Crypto news

22.06.2026
04:17

NVIDIA gives away powerful AI for free — and earns more than its competitors from it

On June 4, 2026, NVIDIA released its largest language model, Nemotron 3 Ultra, to the public. Unlike closed flagship models like ChatGPT or Claude, this model is distributed under a free license: weights, training data, and training methodologies are available to everyone. It is designed for long-lived autonomous agents and complex reasoning.

NVIDIA's strategy here is fundamentally different. Instead of selling access to AI as a service, the company gives away the "gold" for free but makes money by selling the "shovels." The launch of Nemotron 3 Ultra is virtually guaranteed to run on NVIDIA graphics cards, fine-tuning uses its tools, and deployment relies on its software. Openness here is not charity, but a mechanism to lock developers into the ecosystem.

What makes Nemotron 3 Ultra unique?

The model's architecture is hybrid. It combines three approaches: Mamba-2 layers for fast and cost-effective processing of long texts (costs grow linearly, not exponentially), classic attention layers for precise retention of large context volumes, and a Latent MoE (Latent Mixture of Experts) mechanism. The latter compresses data before passing it to "experts," forcing each to work narrowly and precisely, without unnecessary computation.

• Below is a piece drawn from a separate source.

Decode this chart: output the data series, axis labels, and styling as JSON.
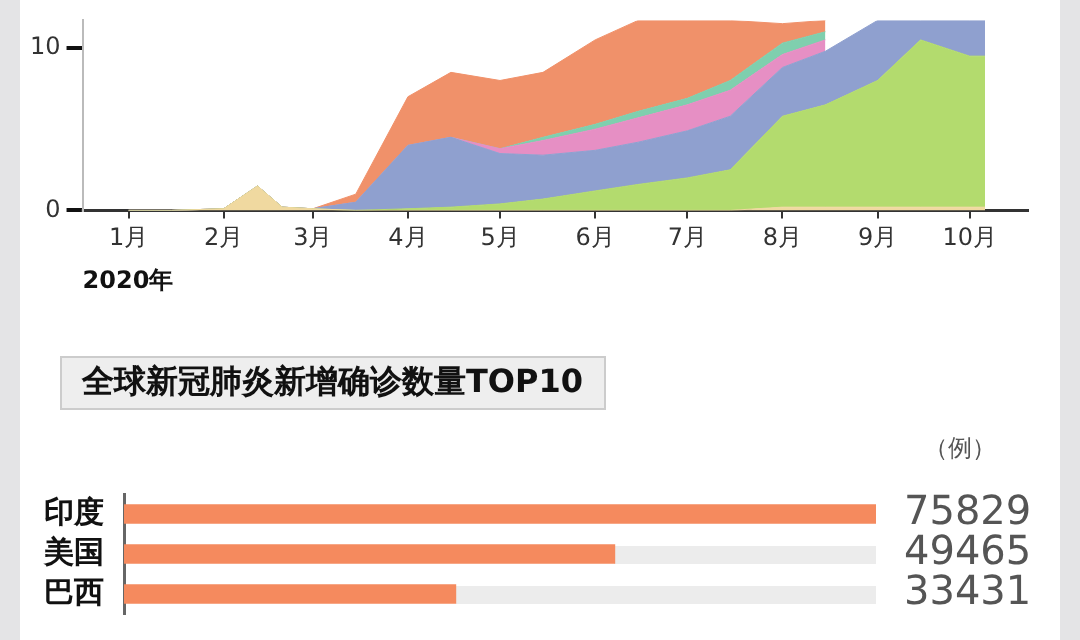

The model has approximately 550 billion parameters in total, but only about 55 billion are utilized for processing each token. This allows it to think like a massive system while behaving like a much more compact one in terms of cost. With a context window of 1 million tokens and a speed exceeding 300 tokens per second, this provides five to six times greater throughput and roughly 30% lower task costs compared to analogs.

Ecosystem strategy

NVIDIA's financial capabilities are incomparable to the model's costs. With a market capitalization exceeding $5 trillion, training Nemotron 3 Ultra, which likely cost hundreds of millions of dollars, is a nearly negligible expense. Graphics card sales more than cover the research, allowing the company to give away the model for free and still earn more than its closed competitors.

The political context also plays into NVIDIA's hands. An open American model can be inspected, modified, and run on one's own servers—this makes it attractive for countries building independent national AI, from Europe to Southeast Asia. No one can remotely disable such a model, which is especially valuable amid recent restrictions surrounding closed models.

Where does the model fall short?

Despite all its advantages, Nemotron 3 Ultra is not the smartest model on the market. In the independent Artificial Analysis Intelligence Index ranking, it scored 48 points—the best result among open US models, but trailing leaders like Kimi K2.6 (54 points) and DeepSeek. Open models generally lag behind closed ones by three to seven months.

However, this gap matters less and less if an open model is simply sufficient for real-world tasks. A bank deploying Nemotron 3 Ultra to process loans on its own servers doesn't need flagship-level intelligence—it needs a model that can be fine-tuned on private data, kept within a secure perimeter, and not share confidential information with outsiders.

Analytical conclusion: NVIDIA's bet on efficiency, rather than test records, may prove more farsighted. With mass AI adoption, the cost of running a model comes to the forefront—and one that is almost as smart but five times cheaper wins in real-world operation. The open ecosystem will only strengthen: NVIDIA has the resources, motivation, and distribution channels to release increasingly powerful open models faster than any other company.